Taste of Beer, Without Effect From Alcohol, Affects Brain’s Pleasure Sensors
Researchers have found that simply tasting beer, absent of its alcoholic effects, can affect the brain’s pleasure sensors.
A recent test involving 50 participants who were given small samples of a sports drink and beer proved that a neurotransmitter triggered by alcohol and other drugs was triggered simply by the taste of beer. Recipients of the sports drink were unaffected.
Dopamine is the brain’s way of giving reward, and the taste of beer does it for most people in the study. However, people with a family history of alcoholism were found to have more active dopamine activity when given a taste of beer than those who did not have a family history of alcoholism.
Health professionals have known for years that those who battle addiction can have strong responses to stimuli that doesn’t include physically ingesting the drug of choice. For example, catching a whiff of a chemical included in methamphetamine can trigger an emotional response in people addicted to or formerly addicted to the drug.
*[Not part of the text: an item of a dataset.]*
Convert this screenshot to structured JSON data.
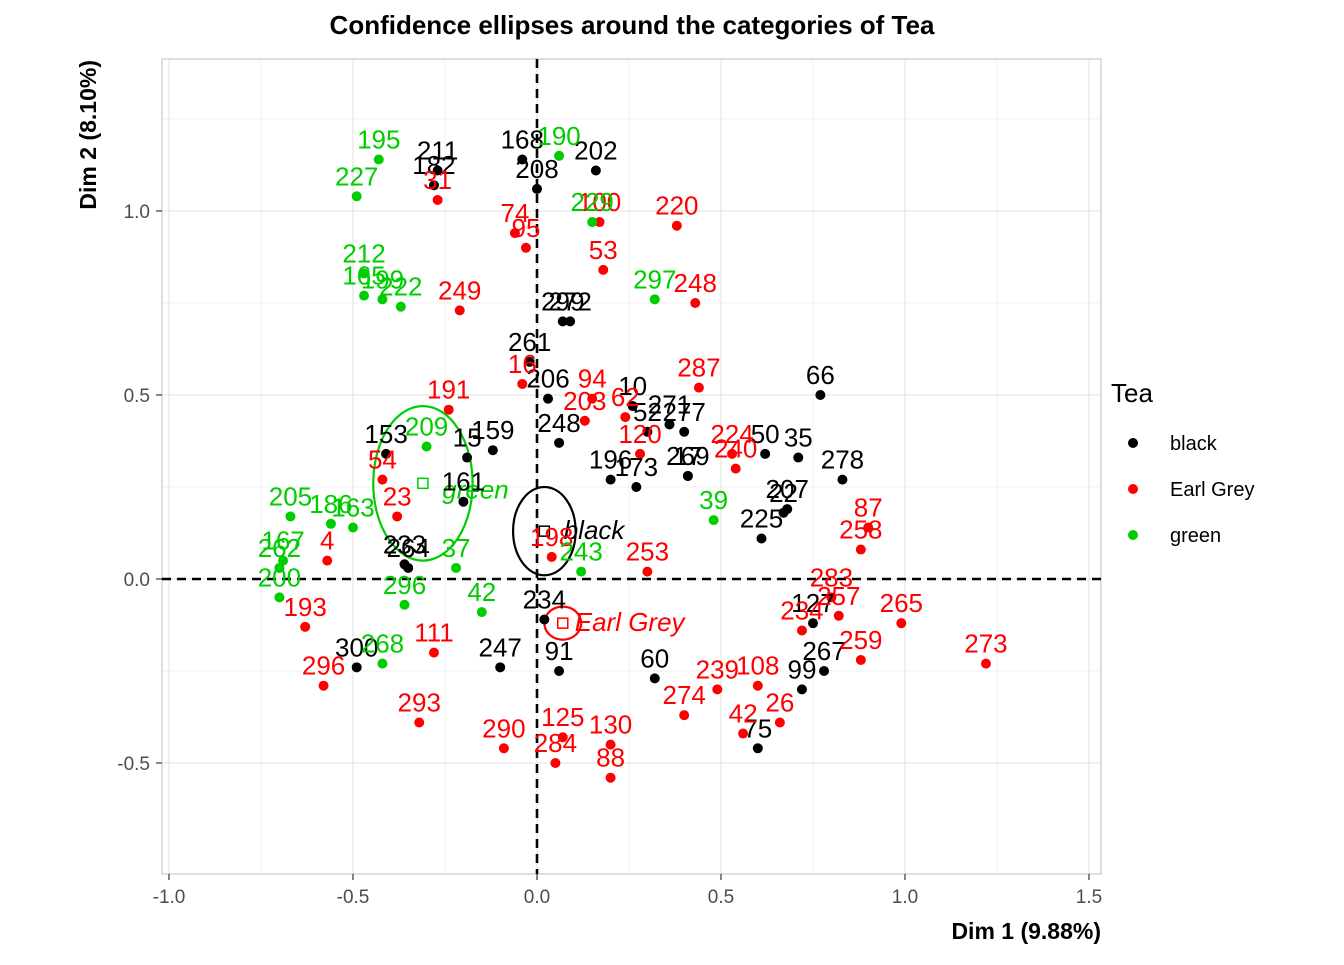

Similarly, alcoholics who have spent a great deal of time in a pub can have a similar response by simply walking by one.
It’s all about sensory cues. And the taste of beer is a massive cue to some, according to the PET scans used in the study, which detects when dopamine receptors in the brain are stimulated. Researchers also tracked the subjects’ craving for beer after getting a small taste of it.
Most subjects reported a heightened craving for beer after being exposed to a sample, whereas the sports drink group, which actually tastes more pleasing in small doses, did not generate the same craving.